This year is on track to be among the hottest ever and that would make 2015-2019 the world’s hottest five-year period on record, the World Meteorological Organisation (WMO) said on Friday.
It is too soon to definitely attribute Europe’s current blistering heatwave to climate change but it is “absolutely consistent” with extremes linked to the impact of greenhouse gas emissions, the United Nations agency said.
“Heatwaves will become more intense, they will become more drawn out, they will become more extreme, they will start earlier and they will finish later,” WMO spokeswoman Clare Nullis told a briefing in Geneva.
“We are still only the end of June, but it seems like the earth is set to experience its five warmest years on record, so that is 2015 to 2019 inclusive,” she said.
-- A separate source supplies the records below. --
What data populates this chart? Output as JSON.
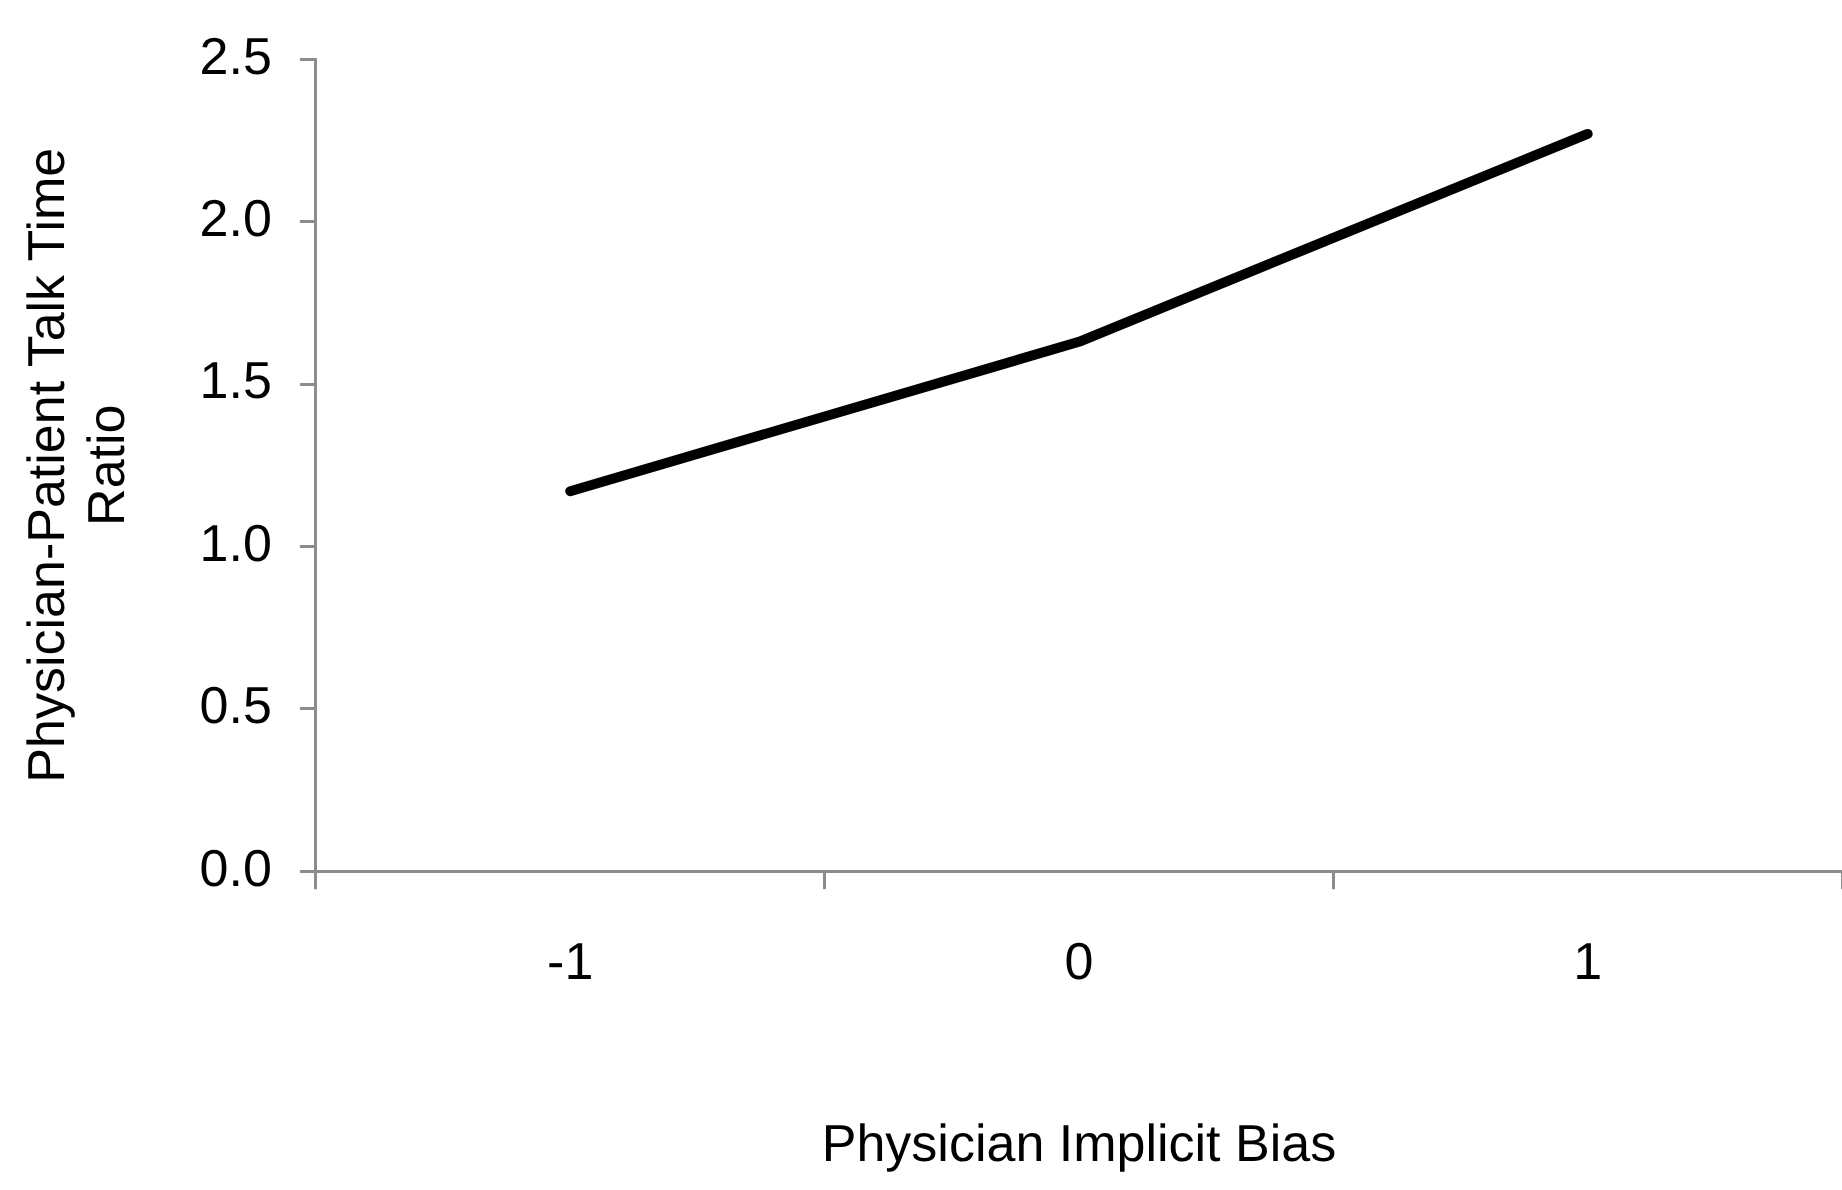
{
  "chart_data": {
    "type": "line",
    "xlabel": "Physician Implicit Bias",
    "ylabel": "Physician-Patient Talk Time Ratio",
    "categories": [
      "-1",
      "0",
      "1"
    ],
    "series": [
      {
        "color": "#000000",
        "values": [
          1.17,
          1.63,
          2.27
        ]
      }
    ],
    "ylim": [
      0,
      2.5
    ],
    "yticks": [
      {
        "value": 0,
        "label": "0.0"
      },
      {
        "value": 0.5,
        "label": "0.5"
      },
      {
        "value": 1,
        "label": "1.0"
      },
      {
        "value": 1.5,
        "label": "1.5"
      },
      {
        "value": 2,
        "label": "2.0"
      },
      {
        "value": 2.5,
        "label": "2.5"
      }
    ],
    "grid": false,
    "legend": false,
    "marker": "none",
    "line_style": "solid"
  }
}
From January to May, 2019 ranked as the third warmest year, she added.
G20 negotiators in Osaka, Japan are wrangling over the wording of a summit communique on fighting climate change, with the United States seeking to dilute the language against European opposition, according to sources and drafts of the text.
France registered its highest temperature since records began on Friday as the death toll rose from a heatwave suffocating much of Europe.
The mercury hit 44.3°C in Carpentras, in the southerly Provence region, weather forecaster Meteo France said, surpassing the previous high of 44.1°C recorded in August 2003.
Temperatures in parts of Spain were expected to hit a new June record of 43°C.
Since 1975, Spain has registered nine heatwaves in June. Five of them, however, have been in the last decade, according to the Spanish meteorological office.
In Catalonia, northeast Spain, wildfires were raging across 60sq km of land, but firefighters said that area could quadruple. Farmers were asked to stop all work across the region for 48 hours.
In France, one boy was seriously hurt when he was thrown back by a jet of water from a fire hydrant.
Some 4,000 schools were either closed or running a limited service to help working parents unable to stay at home.
French families with elderly relatives who were ill or living alone were advised to call or visit them twice a day and take them to cool places, while the state-run rail operator SNCF offered free cancellations or exchanges on long-distance trips.
The greater Paris region, Ile de France, had already banned more than half of cars from its roads as the stifling heat worsened air pollution, the toughest restriction provided for — although all cars were to be allowed to leave the city as school holidays began. The cities of Lyon, Strasbourg and Marseille have also restricted traffic.
The unusually high temperatures are forecast to last until early next week.
The record-breaking heatwave in western Europe may trim grain harvest production but the searing heat is not expected to last long enough to cause the kind of severe crop losses seen during a drought last year.
Reaction on grain markets has been tempered by expectations that the heatwave will be shortlived, good field conditions following recent rainfall, and the fact many winter crops have already neared the end of their growth.
“We expect yields to be decreased due to the current heat wave. However, impact at this stage of development will likely be moderate at worst,” said Jose Clavijo, crop analyst with Refinitiv Agriculture Research.
Some forecasters have been reducing estimates for European Union production of soft wheat, the bloc’s main field crop, but projections generally remain above 140 million tonnes and well up from last year’s drought-diminished harvest of 129 million tonnes.
In France, the EU’s biggest grain producer, most analysts and traders were expecting limited yield losses.
“We could lose 0.3-0.5 tonnes per hectare for wheat that was in early grain-fillng stages. At the same time it could give a boost to protein levels,” a French grain broker said.
Protein is a measure of wheat quality and important in export markets.
The hot spell could allow French wheat harvesting to get going in the coming days, traders said.
It has helped accelerate France’s winter barley harvest and early results were confirming the crop had not seen negative heat effects because it was already mature, traders added.